Here are some tips that emerged from my experience:

  • Do not blame the motorcycle. If the class you signed up for provides a motorcycle, it may not be the right size, more than likely the clutch will not be smooth and the engine will falter at the wrong time. It does not matter, you have a certain number of hours to learn how to ride and pass the test, you have to find a way to master the motorcycle quickly. I found this attitude led me to be "in the moment" and seek solutions, not excuses.
  • Do not blame the instructor. Thankfully, the instructors were top notch. They were experienced, patience, and funny. From time to time, they used words that were strange to me, and not every explanation was understood by me. When you don't understand, speak up! They would not hesitate to correct me on the spot, and a person with a lesser ego would have felt bruised by all that direct coaching. And they held firmly to their standards of skill and safety. I found it very productive to keep trying to change and adapt to their feedback.
  • Do not blame the weather. The second day of riding lessons was wet and gloomy. It was freezing cold when the wind picked up. When riding, even though the highest gear was two, we could feel the bite of lower temperatures. The first thought that came to mind was, "Should have prepared better." I shrugged and returned to being in the moment. I somehow survived the day, and resolved to buy clothing that would protect me from the elements. Without that experience, I might have overlooked certain things when buying clothing for motorcycles. I realized that I could not have purchased this experience, I had to be in it to learn how to protect myself against the weather.

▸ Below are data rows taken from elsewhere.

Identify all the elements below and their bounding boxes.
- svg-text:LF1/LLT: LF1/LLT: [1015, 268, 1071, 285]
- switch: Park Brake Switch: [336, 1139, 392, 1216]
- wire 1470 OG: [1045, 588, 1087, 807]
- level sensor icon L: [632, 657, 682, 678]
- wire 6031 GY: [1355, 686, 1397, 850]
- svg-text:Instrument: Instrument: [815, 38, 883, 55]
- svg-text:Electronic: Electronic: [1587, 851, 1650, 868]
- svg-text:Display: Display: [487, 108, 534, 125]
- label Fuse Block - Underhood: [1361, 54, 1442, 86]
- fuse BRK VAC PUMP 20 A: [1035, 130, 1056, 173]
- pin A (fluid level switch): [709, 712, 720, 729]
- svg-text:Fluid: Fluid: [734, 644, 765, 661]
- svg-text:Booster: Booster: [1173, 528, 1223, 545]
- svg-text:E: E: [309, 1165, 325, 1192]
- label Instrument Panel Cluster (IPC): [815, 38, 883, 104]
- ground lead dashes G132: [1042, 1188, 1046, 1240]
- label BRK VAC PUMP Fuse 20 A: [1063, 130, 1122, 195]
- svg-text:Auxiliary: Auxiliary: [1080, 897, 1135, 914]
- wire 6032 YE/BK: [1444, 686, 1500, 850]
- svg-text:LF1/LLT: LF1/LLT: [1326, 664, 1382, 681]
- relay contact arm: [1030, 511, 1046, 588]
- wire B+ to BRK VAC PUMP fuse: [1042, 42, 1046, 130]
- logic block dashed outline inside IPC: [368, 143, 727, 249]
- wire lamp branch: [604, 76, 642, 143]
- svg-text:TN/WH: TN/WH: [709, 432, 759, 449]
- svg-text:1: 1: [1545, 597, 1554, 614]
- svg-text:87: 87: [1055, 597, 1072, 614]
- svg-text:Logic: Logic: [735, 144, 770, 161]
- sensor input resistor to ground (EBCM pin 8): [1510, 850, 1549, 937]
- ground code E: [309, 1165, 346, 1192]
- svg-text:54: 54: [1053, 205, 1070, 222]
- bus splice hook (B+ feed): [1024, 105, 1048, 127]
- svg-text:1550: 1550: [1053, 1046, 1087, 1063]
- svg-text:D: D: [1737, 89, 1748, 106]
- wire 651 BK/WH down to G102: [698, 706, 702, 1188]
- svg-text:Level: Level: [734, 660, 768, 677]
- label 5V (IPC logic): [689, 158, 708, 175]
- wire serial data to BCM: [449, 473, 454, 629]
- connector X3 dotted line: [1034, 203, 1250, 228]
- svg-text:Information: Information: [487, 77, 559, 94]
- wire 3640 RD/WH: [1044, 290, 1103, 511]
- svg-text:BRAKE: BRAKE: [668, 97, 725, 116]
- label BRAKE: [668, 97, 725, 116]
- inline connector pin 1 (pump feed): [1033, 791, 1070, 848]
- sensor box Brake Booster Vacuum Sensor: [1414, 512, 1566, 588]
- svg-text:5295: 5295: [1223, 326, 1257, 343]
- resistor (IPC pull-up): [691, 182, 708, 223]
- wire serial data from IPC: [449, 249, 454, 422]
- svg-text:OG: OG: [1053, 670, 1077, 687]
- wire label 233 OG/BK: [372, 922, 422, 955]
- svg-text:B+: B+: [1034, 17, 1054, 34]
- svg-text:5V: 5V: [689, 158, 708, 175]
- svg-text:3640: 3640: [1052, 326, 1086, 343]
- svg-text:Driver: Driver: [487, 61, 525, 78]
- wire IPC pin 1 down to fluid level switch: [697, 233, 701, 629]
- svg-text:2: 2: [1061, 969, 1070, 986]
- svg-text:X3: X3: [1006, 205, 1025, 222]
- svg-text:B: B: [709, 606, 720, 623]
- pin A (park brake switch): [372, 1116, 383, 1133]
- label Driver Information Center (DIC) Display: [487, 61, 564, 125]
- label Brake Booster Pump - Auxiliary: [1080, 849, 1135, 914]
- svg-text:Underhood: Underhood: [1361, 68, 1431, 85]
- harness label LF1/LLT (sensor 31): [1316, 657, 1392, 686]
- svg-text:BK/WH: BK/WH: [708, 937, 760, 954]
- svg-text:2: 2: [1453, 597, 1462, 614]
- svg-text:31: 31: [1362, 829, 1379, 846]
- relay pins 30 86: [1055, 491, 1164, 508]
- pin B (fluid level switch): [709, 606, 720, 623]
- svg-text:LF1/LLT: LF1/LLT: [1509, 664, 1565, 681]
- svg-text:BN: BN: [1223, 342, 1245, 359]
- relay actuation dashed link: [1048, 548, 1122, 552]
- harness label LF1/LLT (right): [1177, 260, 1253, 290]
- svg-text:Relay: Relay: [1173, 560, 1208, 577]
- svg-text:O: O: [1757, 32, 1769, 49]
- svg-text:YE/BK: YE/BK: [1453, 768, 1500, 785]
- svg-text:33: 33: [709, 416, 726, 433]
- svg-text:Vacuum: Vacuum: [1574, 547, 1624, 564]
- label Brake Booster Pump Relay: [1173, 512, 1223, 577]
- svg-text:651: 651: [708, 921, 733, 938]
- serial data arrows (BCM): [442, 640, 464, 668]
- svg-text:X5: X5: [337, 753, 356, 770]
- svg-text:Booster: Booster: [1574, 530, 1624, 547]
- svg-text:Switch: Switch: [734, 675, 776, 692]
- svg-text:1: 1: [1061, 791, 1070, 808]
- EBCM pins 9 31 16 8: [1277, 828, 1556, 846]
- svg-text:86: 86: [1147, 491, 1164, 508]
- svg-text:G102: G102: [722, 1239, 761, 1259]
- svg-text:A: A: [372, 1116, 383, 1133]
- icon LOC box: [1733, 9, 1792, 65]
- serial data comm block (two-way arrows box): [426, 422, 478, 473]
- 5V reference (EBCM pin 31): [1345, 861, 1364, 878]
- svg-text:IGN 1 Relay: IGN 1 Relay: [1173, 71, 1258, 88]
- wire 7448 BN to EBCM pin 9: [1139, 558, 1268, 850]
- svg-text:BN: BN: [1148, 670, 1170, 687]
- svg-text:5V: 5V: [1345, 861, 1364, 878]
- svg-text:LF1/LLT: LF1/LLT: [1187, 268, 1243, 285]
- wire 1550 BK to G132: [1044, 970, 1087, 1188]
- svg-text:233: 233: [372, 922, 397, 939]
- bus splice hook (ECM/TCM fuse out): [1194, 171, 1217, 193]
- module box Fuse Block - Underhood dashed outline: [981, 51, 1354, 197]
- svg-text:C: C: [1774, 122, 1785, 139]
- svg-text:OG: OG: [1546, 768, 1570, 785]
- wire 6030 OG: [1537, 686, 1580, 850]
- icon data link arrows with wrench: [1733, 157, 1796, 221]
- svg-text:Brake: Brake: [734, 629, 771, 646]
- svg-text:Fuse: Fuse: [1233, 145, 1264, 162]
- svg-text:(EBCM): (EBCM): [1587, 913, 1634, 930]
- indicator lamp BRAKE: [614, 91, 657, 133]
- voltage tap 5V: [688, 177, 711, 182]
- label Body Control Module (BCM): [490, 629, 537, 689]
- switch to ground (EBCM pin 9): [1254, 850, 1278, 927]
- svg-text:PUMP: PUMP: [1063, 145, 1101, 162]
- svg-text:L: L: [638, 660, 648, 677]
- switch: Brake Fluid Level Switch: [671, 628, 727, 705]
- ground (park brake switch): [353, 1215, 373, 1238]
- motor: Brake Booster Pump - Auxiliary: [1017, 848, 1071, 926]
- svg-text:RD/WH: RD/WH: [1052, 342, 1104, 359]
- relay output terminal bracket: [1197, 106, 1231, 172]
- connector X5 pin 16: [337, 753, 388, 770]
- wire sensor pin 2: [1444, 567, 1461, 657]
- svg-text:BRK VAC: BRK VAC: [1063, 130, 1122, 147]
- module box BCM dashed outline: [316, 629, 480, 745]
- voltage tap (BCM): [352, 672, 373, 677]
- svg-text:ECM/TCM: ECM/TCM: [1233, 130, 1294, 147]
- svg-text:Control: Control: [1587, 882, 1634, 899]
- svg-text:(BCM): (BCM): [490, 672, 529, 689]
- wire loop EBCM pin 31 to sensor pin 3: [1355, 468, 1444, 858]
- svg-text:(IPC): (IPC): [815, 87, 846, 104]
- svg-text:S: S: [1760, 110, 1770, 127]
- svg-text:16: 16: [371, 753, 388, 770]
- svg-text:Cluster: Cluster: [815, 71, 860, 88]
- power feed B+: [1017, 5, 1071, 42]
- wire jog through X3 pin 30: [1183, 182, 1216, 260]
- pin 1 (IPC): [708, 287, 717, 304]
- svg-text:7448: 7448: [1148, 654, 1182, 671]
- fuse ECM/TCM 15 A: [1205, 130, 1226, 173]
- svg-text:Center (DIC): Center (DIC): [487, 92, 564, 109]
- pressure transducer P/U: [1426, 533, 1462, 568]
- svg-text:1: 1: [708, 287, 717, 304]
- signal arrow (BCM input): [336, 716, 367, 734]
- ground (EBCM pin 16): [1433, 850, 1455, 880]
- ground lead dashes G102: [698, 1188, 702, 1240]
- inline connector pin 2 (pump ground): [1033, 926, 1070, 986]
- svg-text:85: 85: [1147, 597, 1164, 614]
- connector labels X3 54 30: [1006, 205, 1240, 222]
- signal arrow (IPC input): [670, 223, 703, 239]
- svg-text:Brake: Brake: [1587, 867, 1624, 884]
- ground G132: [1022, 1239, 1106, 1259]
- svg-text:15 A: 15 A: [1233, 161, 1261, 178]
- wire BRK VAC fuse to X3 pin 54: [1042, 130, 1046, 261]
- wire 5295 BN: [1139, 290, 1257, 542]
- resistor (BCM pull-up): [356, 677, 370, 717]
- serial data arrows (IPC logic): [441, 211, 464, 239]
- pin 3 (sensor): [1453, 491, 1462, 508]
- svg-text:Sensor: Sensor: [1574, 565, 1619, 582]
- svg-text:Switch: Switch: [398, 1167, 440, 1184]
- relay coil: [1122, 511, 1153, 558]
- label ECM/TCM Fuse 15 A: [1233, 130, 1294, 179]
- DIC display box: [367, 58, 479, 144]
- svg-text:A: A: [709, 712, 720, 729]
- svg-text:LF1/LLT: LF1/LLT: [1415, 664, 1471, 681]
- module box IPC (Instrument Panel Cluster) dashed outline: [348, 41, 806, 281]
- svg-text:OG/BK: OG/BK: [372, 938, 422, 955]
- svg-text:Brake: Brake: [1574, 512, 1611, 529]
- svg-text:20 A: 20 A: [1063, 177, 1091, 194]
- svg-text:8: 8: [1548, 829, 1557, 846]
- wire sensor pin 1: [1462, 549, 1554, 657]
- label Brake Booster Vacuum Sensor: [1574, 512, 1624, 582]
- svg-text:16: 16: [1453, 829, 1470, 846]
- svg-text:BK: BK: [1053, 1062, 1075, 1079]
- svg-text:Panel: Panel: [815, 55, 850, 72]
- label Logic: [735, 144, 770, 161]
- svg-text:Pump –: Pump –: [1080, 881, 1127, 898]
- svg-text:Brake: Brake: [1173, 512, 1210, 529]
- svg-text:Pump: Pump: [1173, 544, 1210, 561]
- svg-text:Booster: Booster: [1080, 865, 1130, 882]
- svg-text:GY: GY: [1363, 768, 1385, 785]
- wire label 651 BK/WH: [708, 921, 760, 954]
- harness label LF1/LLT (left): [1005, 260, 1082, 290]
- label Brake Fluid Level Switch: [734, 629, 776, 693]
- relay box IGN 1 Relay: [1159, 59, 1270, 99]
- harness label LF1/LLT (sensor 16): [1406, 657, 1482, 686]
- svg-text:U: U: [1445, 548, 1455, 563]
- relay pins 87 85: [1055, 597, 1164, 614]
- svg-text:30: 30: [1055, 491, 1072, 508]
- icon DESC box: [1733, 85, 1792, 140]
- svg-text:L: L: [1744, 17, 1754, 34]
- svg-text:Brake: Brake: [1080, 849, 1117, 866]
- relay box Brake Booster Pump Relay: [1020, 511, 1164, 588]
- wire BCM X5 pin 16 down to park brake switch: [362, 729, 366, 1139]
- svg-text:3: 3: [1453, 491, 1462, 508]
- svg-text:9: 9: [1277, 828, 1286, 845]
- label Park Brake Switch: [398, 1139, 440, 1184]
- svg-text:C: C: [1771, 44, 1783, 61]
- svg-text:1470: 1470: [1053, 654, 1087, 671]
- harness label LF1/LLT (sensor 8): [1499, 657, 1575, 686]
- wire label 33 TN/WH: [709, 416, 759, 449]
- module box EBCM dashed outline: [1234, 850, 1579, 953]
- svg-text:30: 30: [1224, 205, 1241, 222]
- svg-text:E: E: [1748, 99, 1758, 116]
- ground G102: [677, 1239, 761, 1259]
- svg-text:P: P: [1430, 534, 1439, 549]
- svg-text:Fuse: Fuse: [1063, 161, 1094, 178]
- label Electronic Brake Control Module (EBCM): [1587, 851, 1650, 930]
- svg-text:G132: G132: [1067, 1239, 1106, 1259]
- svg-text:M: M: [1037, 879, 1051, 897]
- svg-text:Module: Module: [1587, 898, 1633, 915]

  • Be prepared. Prepare before the course by reading the educational material on the MSF web site. Use their checklist to pack water and snacks. If the instructor does not have to correct you for small things, he or she will have more time to give you valuable and hard to find advice to make riding a motorcycle safer and more enjoyable.
  • Discover your weaknesses. Some exercises and maneuvers were easier than others. Even though I was coached, cajoled, and coaxed to improve, some exercises and maneuvers continued to be challenging. I made a note to practice, practice, practice until my skill and confidence grew. This is not a matter of, "I got only a couple of answers wrong in the riding test." Out there in the real world, everything has to work in harmony, all the time, if one safety check is out of place, or one maneuver is flawed, the result will not be pretty.
  • Discover your strengths. This is important, because when you are displaying your strength, your guard will be lowered, and that is when you are the most vulnerable. Hubris is very obvious after the fact when analyzing a motorcyclist incident.
Thus, awareness is crucial. It is how you determine if you are in the right gear, whether you are entering a curve at the right speed, and whether you need to stop or swerve. Danger lurks all around, and it will take you by surprise when you least expect it. It was clear to me that enjoying a motorcycle ride is not the same as relaxing in a hot bath. You can't drift away and hope the world will still be the same when your attention returns.

On a more happier note, fond memories of riding a motorcycle came rushing back to me. I was reminded of the thrill and joy of riding in my days of youth. At the end of the class, I knew that my desire to ride had not diminished.